The story doesn’t discuss costs. By comparison, an expert in the WebMD story that we also reviewed was paraphrased as saying the test is “likely prohibitively expensive and time consuming.” Even in a short blog piece, we think this is an important issue.
The story should have presented the actual number of pregnancies in which Down syndrome was identified, as the WebMD story did. It did manage, though, to provide this one figure: “Using the new technology, researchers found they could rule out Down syndrome in 98% of cases, sparing the women from further testing.”
Like the WebMD story that we also reviewed, this story notes, “The blood test did not produce false negative results (showing the fetus did not have the disorder when, in fact, the condition was present).” It also provides that helpful parenthetical note, which was absent from the WebMD story. We wish the story also spoke about false positives. False positives are certainly part of the stress and harms from any screening test that need to be considered. In this case, it appears the false positives were low but not negligible.
The story does not adequately evaluate the quality of the evidence. Unlike the WebMD story that we also reviewed, which provided many outside experts couching the findings in the appropriately cautious terms, this story does not provide any caveats. The study itselt noted some weaknesses in the study design that could have been included. For example, it says, that the study was limited only to women at high risk for Down syndrome, meaning that it might not be broadly applicable, and that the tests were conducted both on freshly collected blood and archived blood samples, making it potentially hard to replicate the study protocol exactly in a clinical setting.
On this count better than the WebMD story that we also reviewed, this story makes it clear that Down syndrome is a rare condition. “Down syndrome occurs in about 1 in 800 births.” We appreciate, too, that the story notes that the invasive tests for Down syndrome “carry about a 1% risk of miscarriage.” That’s quite low, and it should have been mentioned in the WebMD story. It’s the third sentence in the study itself.
The story uses no independent sources.
When we review a blog piece, we try to consider the links they use in stories that allow readers to dig deeper if they wish, while getting a broad overview in the blog if that’s all they want. This was a blog piece and we would have liked to have at least seen some links to outside sources.

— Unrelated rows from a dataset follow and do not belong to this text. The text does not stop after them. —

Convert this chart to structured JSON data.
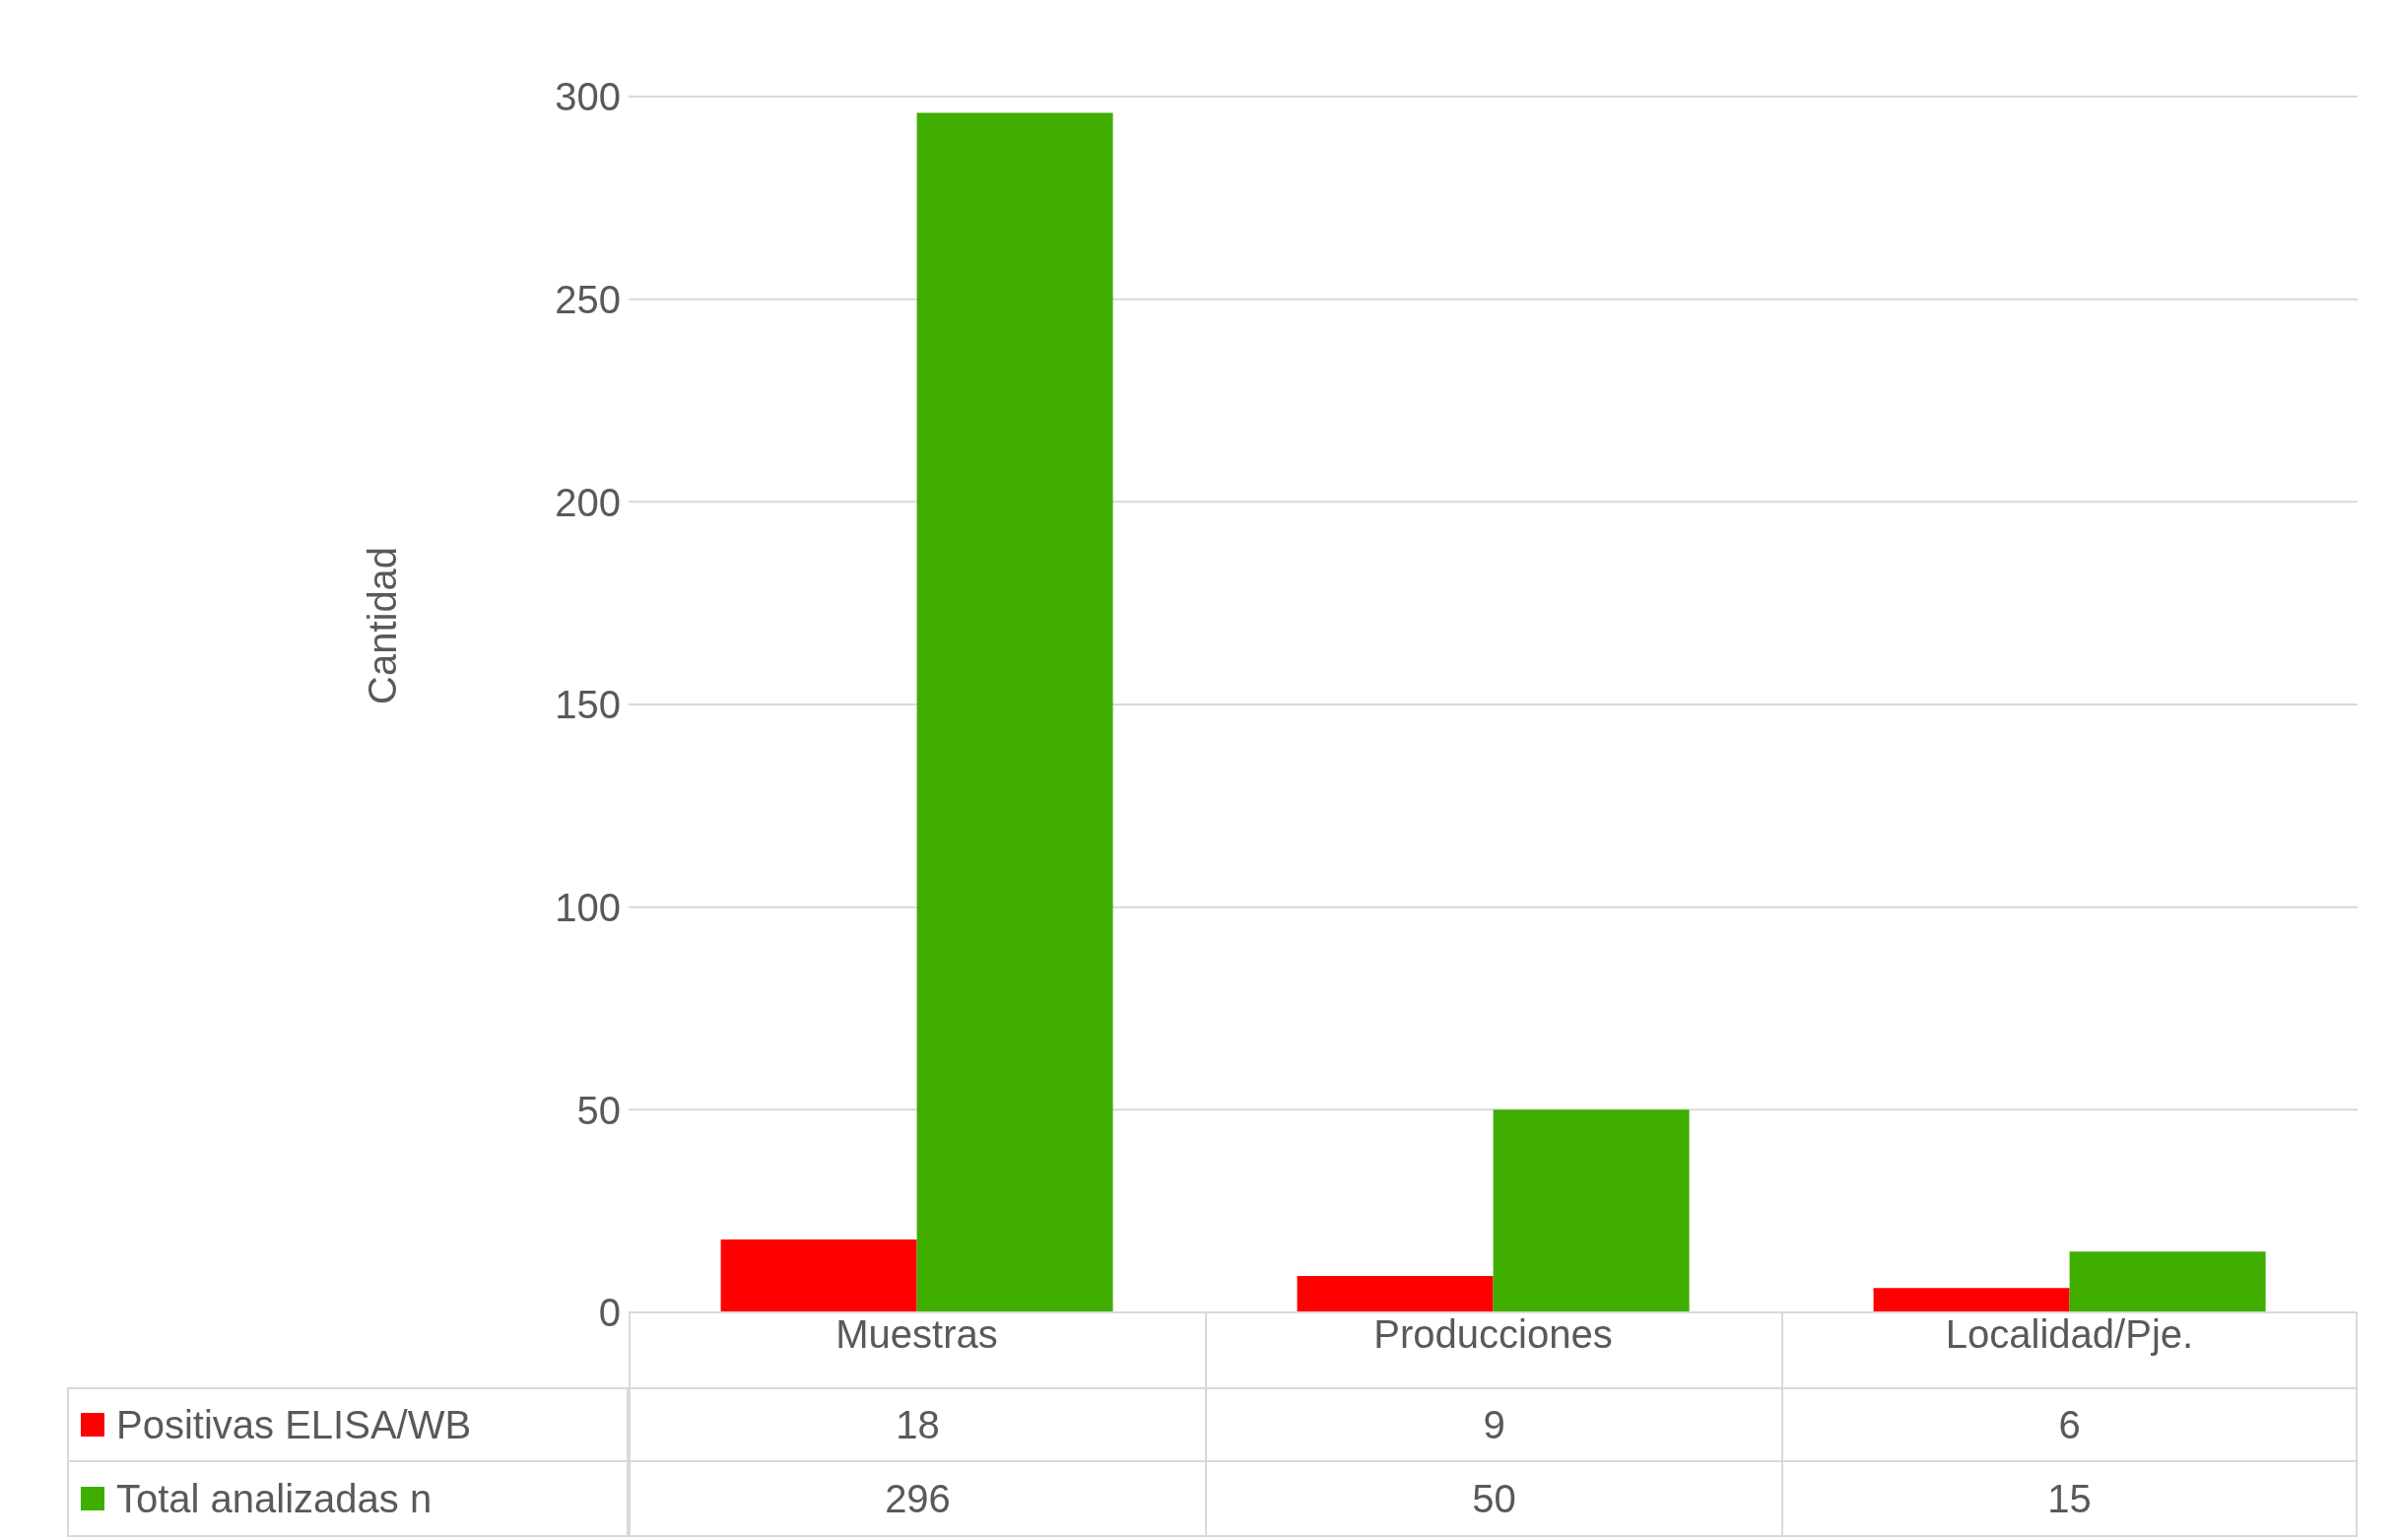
{
  "chart_data": {
    "type": "bar",
    "ylabel": "Cantidad",
    "categories": [
      "Muestras",
      "Producciones",
      "Localidad/Pje."
    ],
    "series": [
      {
        "name": "Positivas ELISA/WB",
        "color": "#ff0000",
        "values": [
          18,
          9,
          6
        ]
      },
      {
        "name": "Total analizadas n",
        "color": "#3fae00",
        "values": [
          296,
          50,
          15
        ]
      }
    ],
    "ylim": [
      0,
      300
    ],
    "yticks": [
      0,
      50,
      100,
      150,
      200,
      250,
      300
    ],
    "grid": "y",
    "legend": "bottom",
    "data_labels": true
  }
}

The story does discuss alternatives to the blood test, but without all of the strong context provided in the WebMD story, and in the study itself, there are no meaningful comparisons made. There are multiple other tools being used at the screening level, and the study authors are not suggesting this is ready to replace diagnostic tests. Yet this blog piece ends with the suggestion that the new test “could be used after the combined test (blood test & ultrasound) or even as a first-tier test.”
Unlike the WebMD story that we also reviewed, this story makes it clear that this is a test in development and not available to patients yet. Technically this type of screening is not “new technology,” as the piece implies. Multiplex analysis is not new, and use for fetal and maternal cell DNA analysis is not new. Why this study is news is because this is the largest and likely best study to date on this existing technology.
As with the WebMD story that we also reviewed, the true novelty of the test is not established. The story indicates that only 5% of all women would even need such a test, a figure straight out of the press release (and the study), but the story also says that the test might “greatly reduce the number of cases requiring an invasive test.” This leads readers to believe that this test is a broadly applicable breakthrough when it looks to be, at most, a benefit to a small group of women. Because the method is not novel, the story should have explained that a study on a bigger population is not a breakthrough but instead a very important first step. The WebMD story did a better job in this regard. This is a diagnostic test very early in its evolution toward becoming a practical tool.
Not applicable because we can’t be sure of the extent to which the story was influenced solely or largely by a news release. The story presented very few facts beyond the information presented in the BMJ press release. No experts were quoted.